Bilim Kurulu değişik üniversitelerden gelen öğretim üyeleri tarafından oluşturulmuş bir kuruldur, farklı kişilerin olaylara bakışları, yaklaşımları, deneyimleri ayrı ayrıdır. Ortak karar zorluklar içerebilir. Bireysel değerlendirmeler, kamu yararlarının önüne geçebilir. Bilim Kurulu bugüne kadar süreci iyi götürmüş görünmektedir. Bu ve buna benzer salgınlar ve genel olarak halk sağlığını ilgilendiren konularda mücadelenin, kurumsal bir hafızaya dayanması, toplumda güven oluşturması için geçici bir kurul yerine Hıfzısıhha gibi bir kuruma gerek vardır. Bu kurum, bilginin toplandığı ortak kararların daha rahat alınacağı yerdir. Hele yukarıda özetlenen Hıfzıssıhha gibi kurum varsa. Kurumlarda disiplin vardır, iş akışı vardır. Bir kurum iki başlı olmaz, bir orkestrada iki şef, bir savaşta iki tane başkomutan olmaz. Bir kurum, geçmişte aldığı sorumluluklar deneyimleri doğrultusunda güçlü ve etkili kararlar alabilir. Yönetsel gereklilikler dışında, bulaşıcı hastalıkları, ulusal güvenlik sorunu kabul edip, Cumhuriyet’in ilk yıllarında başarıyla uygulandığı gibi, bulaşıcı hastalıklara karşı tedavi, aşı, serum, plazma üretimi gibi faaliyetlerin, kurumsal hafıza ışığında tek merkezden yönetilmesi için Hıfzıssıhha Kurumu’nu yeniden açmak gerekmektedir.
KURUMUN BAŞARILARI
Hıfzıssıhha Kurumunda yapılan yıllara göre çığır açıcı başarılar
1931: Ağız yoluyla uygulanan BCG aşısı üretimi.
1932: Serum üretiminin ülke ihtiyacını karşılayacak düzeye gelmesi sonucu, dışarıdan serum ithali durduruldu.
1933: Simple Metodu ile kuduz aşısı üretimi.
1934: İstanbul Aşıhanesi'nin enstitü bünyesine nakli ve çiçek aşısı üretimi ülke ihtiyacını karşılayacak düzeye gelmesi.
1942: Tifüs aşısı ve akrep serumu üretimi.
1948: Boğmaca aşısı üretimi. İnfluenza virüsü, New-Castle virüsü ve tavuk vebası üzerine araştırmaların başlaması.

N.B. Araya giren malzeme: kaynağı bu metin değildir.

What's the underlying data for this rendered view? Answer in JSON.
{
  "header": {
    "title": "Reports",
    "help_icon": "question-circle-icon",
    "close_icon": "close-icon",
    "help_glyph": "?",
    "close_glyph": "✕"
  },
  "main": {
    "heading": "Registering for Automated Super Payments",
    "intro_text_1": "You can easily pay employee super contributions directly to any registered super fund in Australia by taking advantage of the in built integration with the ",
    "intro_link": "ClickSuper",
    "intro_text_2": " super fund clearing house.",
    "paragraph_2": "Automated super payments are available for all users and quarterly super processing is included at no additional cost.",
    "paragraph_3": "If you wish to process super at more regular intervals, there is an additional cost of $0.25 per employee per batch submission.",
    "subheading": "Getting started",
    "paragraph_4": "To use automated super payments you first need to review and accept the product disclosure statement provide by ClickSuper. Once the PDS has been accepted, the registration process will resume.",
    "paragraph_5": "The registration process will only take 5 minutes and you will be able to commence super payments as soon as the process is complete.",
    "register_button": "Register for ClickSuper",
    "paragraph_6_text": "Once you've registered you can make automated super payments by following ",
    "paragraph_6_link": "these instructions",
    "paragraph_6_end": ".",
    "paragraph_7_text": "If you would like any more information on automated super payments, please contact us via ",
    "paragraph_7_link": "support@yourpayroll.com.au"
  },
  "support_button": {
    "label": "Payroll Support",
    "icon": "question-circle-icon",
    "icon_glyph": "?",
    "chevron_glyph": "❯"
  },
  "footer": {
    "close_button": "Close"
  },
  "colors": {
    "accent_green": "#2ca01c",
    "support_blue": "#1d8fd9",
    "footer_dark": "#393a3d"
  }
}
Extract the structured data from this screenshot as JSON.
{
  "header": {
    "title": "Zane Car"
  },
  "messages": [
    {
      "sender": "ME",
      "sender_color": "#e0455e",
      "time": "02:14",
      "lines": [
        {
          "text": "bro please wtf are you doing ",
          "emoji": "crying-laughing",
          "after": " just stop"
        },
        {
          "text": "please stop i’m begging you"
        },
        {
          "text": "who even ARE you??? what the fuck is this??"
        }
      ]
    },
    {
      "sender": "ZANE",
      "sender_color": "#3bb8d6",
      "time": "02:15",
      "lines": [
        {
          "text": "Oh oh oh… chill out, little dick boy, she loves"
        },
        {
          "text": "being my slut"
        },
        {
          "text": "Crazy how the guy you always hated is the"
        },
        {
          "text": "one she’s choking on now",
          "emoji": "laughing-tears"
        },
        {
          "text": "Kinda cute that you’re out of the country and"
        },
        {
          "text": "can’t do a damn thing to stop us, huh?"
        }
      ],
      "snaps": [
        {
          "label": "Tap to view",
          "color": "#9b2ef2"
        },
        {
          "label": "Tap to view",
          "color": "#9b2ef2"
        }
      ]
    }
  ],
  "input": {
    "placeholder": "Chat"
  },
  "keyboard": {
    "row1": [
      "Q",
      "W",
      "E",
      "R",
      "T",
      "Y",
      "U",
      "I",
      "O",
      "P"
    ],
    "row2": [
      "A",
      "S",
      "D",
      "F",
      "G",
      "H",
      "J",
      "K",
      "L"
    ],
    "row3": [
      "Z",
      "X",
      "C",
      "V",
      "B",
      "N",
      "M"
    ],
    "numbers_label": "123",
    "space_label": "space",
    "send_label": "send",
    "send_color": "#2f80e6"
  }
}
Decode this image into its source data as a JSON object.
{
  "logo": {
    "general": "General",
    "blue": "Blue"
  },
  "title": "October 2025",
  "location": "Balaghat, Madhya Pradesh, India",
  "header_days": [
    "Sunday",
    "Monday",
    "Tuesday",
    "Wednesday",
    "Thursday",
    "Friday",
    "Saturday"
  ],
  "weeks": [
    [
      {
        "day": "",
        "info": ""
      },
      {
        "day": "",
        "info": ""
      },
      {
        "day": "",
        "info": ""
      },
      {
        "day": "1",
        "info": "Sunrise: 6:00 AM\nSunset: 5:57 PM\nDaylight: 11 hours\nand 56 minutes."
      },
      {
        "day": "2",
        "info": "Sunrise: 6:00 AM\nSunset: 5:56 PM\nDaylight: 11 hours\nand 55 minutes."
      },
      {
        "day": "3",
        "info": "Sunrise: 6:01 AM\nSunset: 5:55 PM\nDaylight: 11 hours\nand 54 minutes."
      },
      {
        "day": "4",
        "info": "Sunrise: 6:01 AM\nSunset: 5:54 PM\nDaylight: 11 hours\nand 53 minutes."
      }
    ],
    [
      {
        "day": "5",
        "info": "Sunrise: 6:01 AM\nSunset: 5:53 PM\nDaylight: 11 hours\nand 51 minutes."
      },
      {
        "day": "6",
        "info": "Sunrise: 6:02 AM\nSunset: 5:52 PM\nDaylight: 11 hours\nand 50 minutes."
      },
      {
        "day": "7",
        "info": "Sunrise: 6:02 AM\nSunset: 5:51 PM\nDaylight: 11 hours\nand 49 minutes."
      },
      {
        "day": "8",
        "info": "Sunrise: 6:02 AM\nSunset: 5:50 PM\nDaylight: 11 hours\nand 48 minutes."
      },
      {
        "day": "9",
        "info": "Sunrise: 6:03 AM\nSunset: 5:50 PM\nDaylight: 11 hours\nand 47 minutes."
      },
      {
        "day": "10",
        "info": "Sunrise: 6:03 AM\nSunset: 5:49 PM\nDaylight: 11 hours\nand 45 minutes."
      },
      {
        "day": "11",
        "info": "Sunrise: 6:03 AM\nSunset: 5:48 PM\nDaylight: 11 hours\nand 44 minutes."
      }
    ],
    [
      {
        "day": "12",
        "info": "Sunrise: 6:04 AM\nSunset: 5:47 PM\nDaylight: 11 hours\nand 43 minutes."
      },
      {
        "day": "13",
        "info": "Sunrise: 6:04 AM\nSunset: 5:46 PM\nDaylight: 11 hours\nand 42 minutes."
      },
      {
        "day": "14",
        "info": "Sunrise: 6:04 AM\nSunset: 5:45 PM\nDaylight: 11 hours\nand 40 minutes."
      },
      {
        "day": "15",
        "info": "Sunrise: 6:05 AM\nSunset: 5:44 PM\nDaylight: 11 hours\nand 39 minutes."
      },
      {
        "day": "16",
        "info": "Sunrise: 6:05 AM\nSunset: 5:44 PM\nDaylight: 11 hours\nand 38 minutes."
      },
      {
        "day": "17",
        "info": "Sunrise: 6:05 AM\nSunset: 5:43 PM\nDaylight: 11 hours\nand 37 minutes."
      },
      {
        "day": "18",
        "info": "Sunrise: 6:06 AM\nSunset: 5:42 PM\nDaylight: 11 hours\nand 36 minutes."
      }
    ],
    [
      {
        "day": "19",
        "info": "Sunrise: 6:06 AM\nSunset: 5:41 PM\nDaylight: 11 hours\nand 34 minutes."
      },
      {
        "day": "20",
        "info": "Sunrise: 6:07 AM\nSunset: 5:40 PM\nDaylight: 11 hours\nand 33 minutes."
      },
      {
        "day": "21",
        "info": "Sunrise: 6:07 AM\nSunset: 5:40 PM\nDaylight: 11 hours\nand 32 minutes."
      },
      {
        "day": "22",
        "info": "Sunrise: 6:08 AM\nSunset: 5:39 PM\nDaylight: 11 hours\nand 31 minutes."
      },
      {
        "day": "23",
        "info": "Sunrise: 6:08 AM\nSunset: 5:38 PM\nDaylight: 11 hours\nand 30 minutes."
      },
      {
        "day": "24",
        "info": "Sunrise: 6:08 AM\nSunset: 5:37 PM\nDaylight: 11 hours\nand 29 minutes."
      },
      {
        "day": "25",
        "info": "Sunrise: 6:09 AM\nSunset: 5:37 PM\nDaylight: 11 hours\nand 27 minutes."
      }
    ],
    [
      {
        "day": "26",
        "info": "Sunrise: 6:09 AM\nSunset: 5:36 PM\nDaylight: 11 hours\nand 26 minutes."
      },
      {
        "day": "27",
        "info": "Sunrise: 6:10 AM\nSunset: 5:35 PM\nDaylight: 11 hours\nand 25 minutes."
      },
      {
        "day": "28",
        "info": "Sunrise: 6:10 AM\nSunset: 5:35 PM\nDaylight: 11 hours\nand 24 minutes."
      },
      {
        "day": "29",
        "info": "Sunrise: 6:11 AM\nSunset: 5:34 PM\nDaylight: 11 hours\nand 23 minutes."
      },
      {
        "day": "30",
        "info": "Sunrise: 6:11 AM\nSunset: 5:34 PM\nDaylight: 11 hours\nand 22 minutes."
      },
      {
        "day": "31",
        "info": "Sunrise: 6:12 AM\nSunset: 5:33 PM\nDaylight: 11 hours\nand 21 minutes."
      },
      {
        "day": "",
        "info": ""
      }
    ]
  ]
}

1950: İnfluenza Laboratuvarı'nın Dünya Sağlık Örgütü tarafından Uluslararası Bölgesel İnfluenza Merkezi olarak tanınması, influenza aşısı üretimi.
1958: Frenginin modern yöntemlerle teşhisi.
1965: Kuru çiçek aşısı üretimi.
1970: Fibrinojen, albumin ve gamma globulin üretimi.
1983: Kuru BCG aşısı üretimi.
1987: AIDS Araştırma ve Doğrulama Merkezi'nin açılması.
1992: Kan ürünlerinin viral inaktivasyonu.